5 lessons Product builders can learn from Chess
Since ancient times chess strategies have been used in the business world. After learning the principles of chess for months and concurrently building a few technology products, I could spot some very important chess lessons that any product builder can use it to create distinct advantage for their product:
(A) Defining pieces
In chess, each piece has a distinct style of movement, attack and value assigned, where the king is the one to whom everyone is protecting and serving. Similarly a product builder needs a team to serve its King, who are the users of the product and a product builder needs to act like a Rook (♖ ♜) who has unbounded vertical and horizontal movement and guards the King (Users, in our case) at the castle.
(B) Clearly defining the aim of the game
In chess, the aim of the game is to eradicate opponent’s king, while shielding own’s king and in the process to achieve this, the player plans moves and keeps iterating the moves at every step to win the game. Similarly, while building out product, the builder needs to clearly define the problem the product intends to solve and define each process/iteration clearly, whether it is to create a better user experience, increase user engagement or to test new features and what are the best KPIs to measure these new rollouts.
In chess, every time a piece is being moved, the opponent questions the motives of the move and analyses the potential threats that piece might have to its own positioning and pieces. In other words, for every move a player makes the opponent is trying to understand the “Why” behind that move.
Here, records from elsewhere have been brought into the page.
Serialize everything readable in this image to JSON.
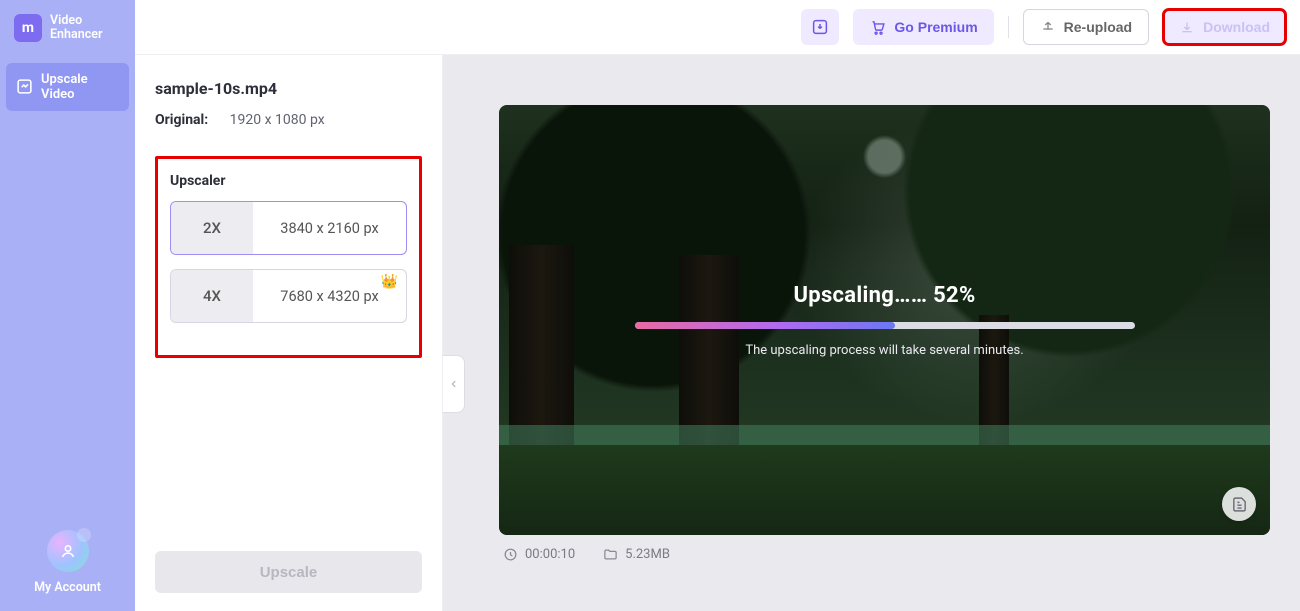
{
  "app": {
    "name_line1": "Video",
    "name_line2": "Enhancer",
    "logo_letter": "m"
  },
  "sidebar": {
    "nav": [
      {
        "label": "Upscale Video"
      }
    ],
    "account_label": "My Account"
  },
  "topbar": {
    "premium_label": "Go Premium",
    "reupload_label": "Re-upload",
    "download_label": "Download"
  },
  "panel": {
    "filename": "sample-10s.mp4",
    "original_label": "Original:",
    "original_value": "1920 x 1080 px",
    "upscaler_heading": "Upscaler",
    "options": [
      {
        "mult": "2X",
        "dim": "3840 x 2160 px",
        "selected": true,
        "premium": false
      },
      {
        "mult": "4X",
        "dim": "7680 x 4320 px",
        "selected": false,
        "premium": true
      }
    ],
    "upscale_button": "Upscale"
  },
  "preview": {
    "progress_label_prefix": "Upscaling……",
    "progress_percent": "52%",
    "progress_value": 52,
    "progress_hint": "The upscaling process will take several minutes.",
    "duration": "00:00:10",
    "filesize": "5.23MB"
  }
}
Similarly, a product builder needs to be conscious about the unvoiced and voiced needs of the customer by being empathetic to customer and by testing hypothesis on data or by framing questions in such a way that reveal the truest intentions of its customers. This begins with establishing ground truth about a problem and starting there.
Asking the right questions takes as much skill as giving the right answers.
- Robert Half
(D) Understanding the big-picture
In chess, both the players keep a conscious watch on each of their and opponent’s piece and its movement, and observe the board from a distance to foresee the potential threats and moves. Similarly, a product builder needs to look at the game from distance to observe and anticipate what kind of technological trends will disrupt its market/product or what kind of new consumer behavior are being formed or which direction is society/new policies going on? All these questions will enable the builder to foresee the impact of any of these on the product and craft a better user experience.
(E) Importance of RIGHT positioning
In chess, even if the player has fewer pieces remaining on the board, but if those pieces are at an important and attacking position, the player can triumph over the opponent. Similarly, the product builder needs to find a unique position for its product in the market which can allow its product to win in the market and have an edge over the competition.
These are few of the lessons, chess taught me about building products, feel free to write in the comments what did chess taught you about building products or anything in everyday life.